Today technology has been integrated into almost every aspect of business and continues to grow in importance with every new innovation. It is impacting organizational structures, business processes, how and what products and services we offer to our customers.  This tidal wave of change is increasing in complexity and velocity.  These dynamics are shaping the strategies we must employ to manage our IT environments.

Given the changes that are happening in the digital world today, support organizations have had to look at how to enhance and speed up the traditional waterfall approach to management of our IT infrastructures.  ITIL and Agile are not contradictory of each other. Agile development provides opportunities to assess the direction of a project throughout its development lifecycle.  It is a methodology on how to deliver projects, that is iterative, adaptive and an incremental approach to project management which can be used for almost any type of project.

ITIL is about best practice in IT Service Management. It’s a holistic collection of processes and functions on how to define, design, transition, run and continuously improve services and the processes that support their delivery.  ITIL’s perspective is from the operational point of view, recognizing that value to the customer is delivered during service operation and therefore operational requirements must be engaged as early as Service Strategy. ITIL is neutral about what types of tools or management methodologies are used, which means that ITIL and Agile are complementary and not competitive.

From a design perspective, both usually have a starting point of an approved business case and gather business requirements.  One in the form of a Service Level Requirements document, the other in user stories.  Both then prioritize these requirements or improvement opportunities ensuring they align to customer needs and the overall business strategy.

During the transition phase time boxed sprints are employed.  Normally the sprint will start with a sprint planning meeting and daily standup meetings, which help to track progress and to eliminate impediments. The sprint ends with the sprint review meeting, where the new or changed service is formally accepted. There can also be a Sprint Retrospect Meeting, which results in lessons learned for the next sprint.

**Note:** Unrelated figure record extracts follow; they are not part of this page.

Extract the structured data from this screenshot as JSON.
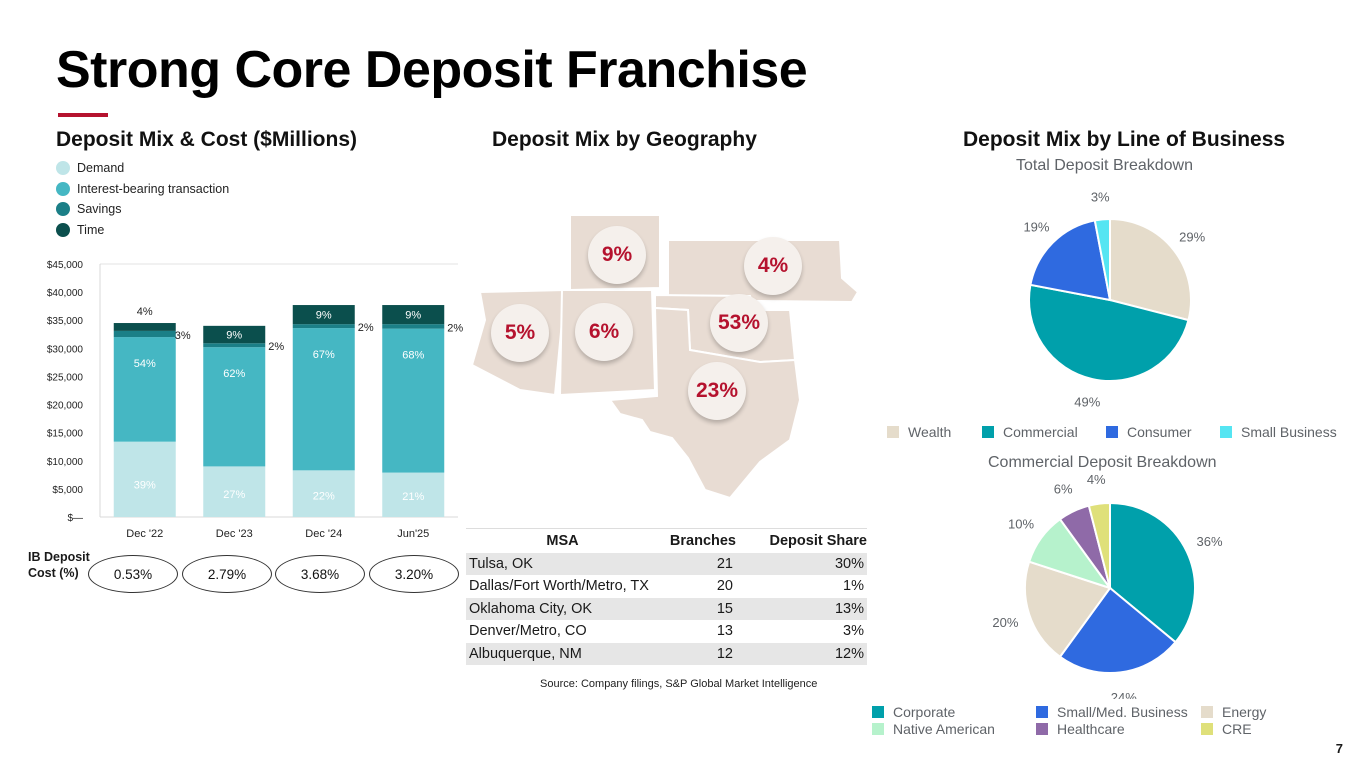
{
  "title": "Strong Core Deposit Franchise",
  "sections": {
    "mix_cost": "Deposit Mix & Cost ($Millions)",
    "geography": "Deposit Mix by Geography",
    "line_of_business": "Deposit Mix by Line of Business"
  },
  "colors": {
    "accent": "#b5122e",
    "demand": "#bfe5e8",
    "interest_bearing": "#45b7c3",
    "savings": "#1b7f87",
    "time": "#0b4f4d",
    "map_fill": "#e8dcd3",
    "wealth": "#e5dccb",
    "commercial": "#00a0ab",
    "consumer": "#2f6ae0",
    "small_business": "#55e5f2",
    "corporate": "#00a0ab",
    "small_med_business": "#2f6ae0",
    "energy": "#e5dccb",
    "native_american": "#b6f2cc",
    "healthcare": "#8f6aa8",
    "cre": "#dfe07a"
  },
  "legend_left": [
    "Demand",
    "Interest-bearing transaction",
    "Savings",
    "Time"
  ],
  "ib_deposit_cost": {
    "label_line1": "IB Deposit",
    "label_line2": "Cost (%)",
    "values": [
      "0.53%",
      "2.79%",
      "3.68%",
      "3.20%"
    ]
  },
  "chart_data": [
    {
      "type": "bar",
      "stacked": true,
      "title": "Deposit Mix & Cost ($Millions)",
      "categories": [
        "Dec '22",
        "Dec '23",
        "Dec '24",
        "Jun'25"
      ],
      "series": [
        {
          "name": "Demand",
          "values": [
            13400,
            9000,
            8300,
            7900
          ],
          "labels": [
            "39%",
            "27%",
            "22%",
            "21%"
          ]
        },
        {
          "name": "Interest-bearing transaction",
          "values": [
            18600,
            21200,
            25300,
            25600
          ],
          "labels": [
            "54%",
            "62%",
            "67%",
            "68%"
          ]
        },
        {
          "name": "Savings",
          "values": [
            1100,
            700,
            700,
            800
          ],
          "labels": [
            "3%",
            "2%",
            "2%",
            "2%"
          ]
        },
        {
          "name": "Time",
          "values": [
            1400,
            3100,
            3400,
            3400
          ],
          "labels": [
            "4%",
            "9%",
            "9%",
            "9%"
          ]
        }
      ],
      "yticks": [
        "$—",
        "$5,000",
        "$10,000",
        "$15,000",
        "$20,000",
        "$25,000",
        "$30,000",
        "$35,000",
        "$40,000",
        "$45,000"
      ],
      "ylim": [
        0,
        45000
      ]
    },
    {
      "type": "pie",
      "title": "Total Deposit Breakdown",
      "labels": [
        "Wealth",
        "Commercial",
        "Consumer",
        "Small Business"
      ],
      "values": [
        29,
        49,
        19,
        3
      ],
      "display": [
        "29%",
        "49%",
        "19%",
        "3%"
      ]
    },
    {
      "type": "pie",
      "title": "Commercial Deposit Breakdown",
      "labels": [
        "Corporate",
        "Small/Med. Business",
        "Energy",
        "Native American",
        "Healthcare",
        "CRE"
      ],
      "values": [
        36,
        24,
        20,
        10,
        6,
        4
      ],
      "display": [
        "36%",
        "24%",
        "20%",
        "10%",
        "6%",
        "4%"
      ]
    }
  ],
  "map_badges": [
    "9%",
    "4%",
    "5%",
    "6%",
    "53%",
    "23%"
  ],
  "msa_table": {
    "headers": [
      "MSA",
      "Branches",
      "Deposit Share"
    ],
    "rows": [
      [
        "Tulsa, OK",
        "21",
        "30%"
      ],
      [
        "Dallas/Fort Worth/Metro, TX",
        "20",
        "1%"
      ],
      [
        "Oklahoma City, OK",
        "15",
        "13%"
      ],
      [
        "Denver/Metro, CO",
        "13",
        "3%"
      ],
      [
        "Albuquerque, NM",
        "12",
        "12%"
      ]
    ]
  },
  "source": "Source: Company filings, S&P Global Market Intelligence",
  "page_number": "7"
}
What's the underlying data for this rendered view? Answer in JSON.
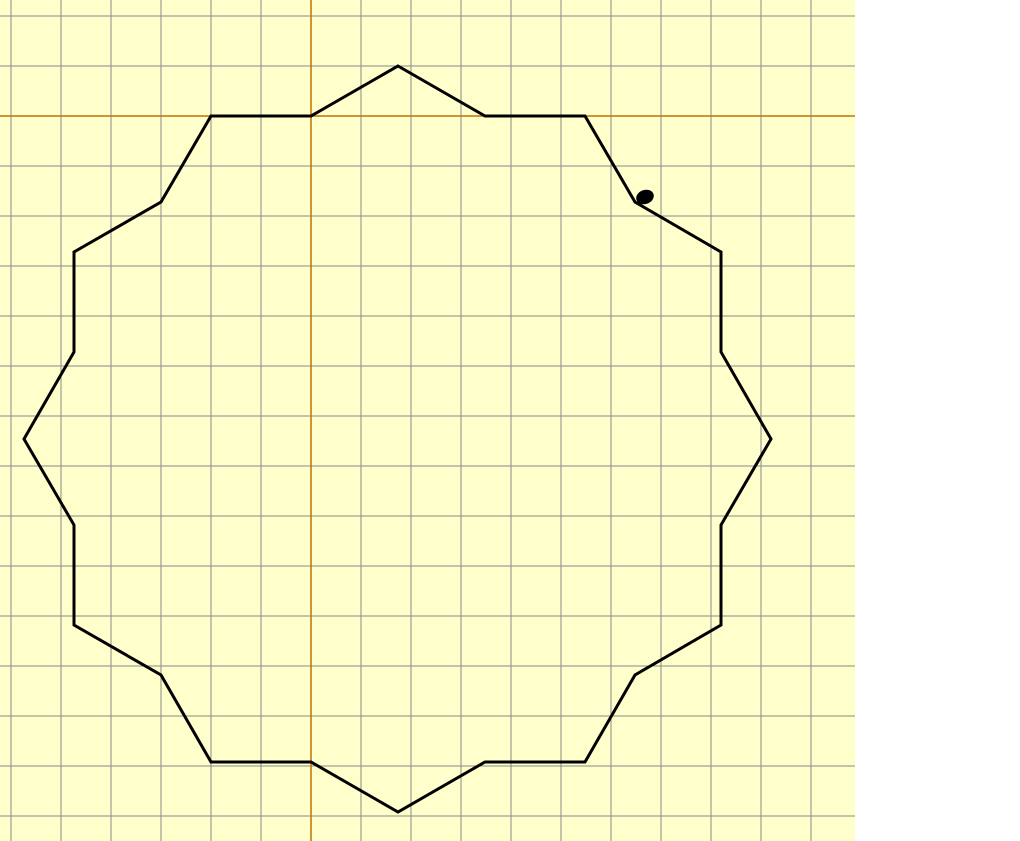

In ITIL the change transition planning and support process gets employed to oversee coordination and prioritization of resources.  Moving into change, SACM and release and deployment controls are utilized to insure that intended outcomes are being realized and risk assessment are being properly review, along with accurate recording of data, information and knowledge. This will normally finish with a post implementation review where the change is accepted into operations and lessons learned can be recorded for future changes.  In speaking with a number of my students, it’s in the actual deployment and the operational phases where they are still working on the integration of methodologies. They incorporate Agile in the Strategy, Design and large parts of the Transitions stage, but in the Operation stage, the rigor of the ITIL concepts is still a requirement when integrating older applications and systems with new that are still prevalent in real world situations (off the island).  This helps to safeguard service availability, security and continuity while Agile ensures the quickened pace to deliver new capabilities to the business. This ties in with creating a culture of ITIL’s continuous improvement, while looking to move forward with greater speed, without compromising quality.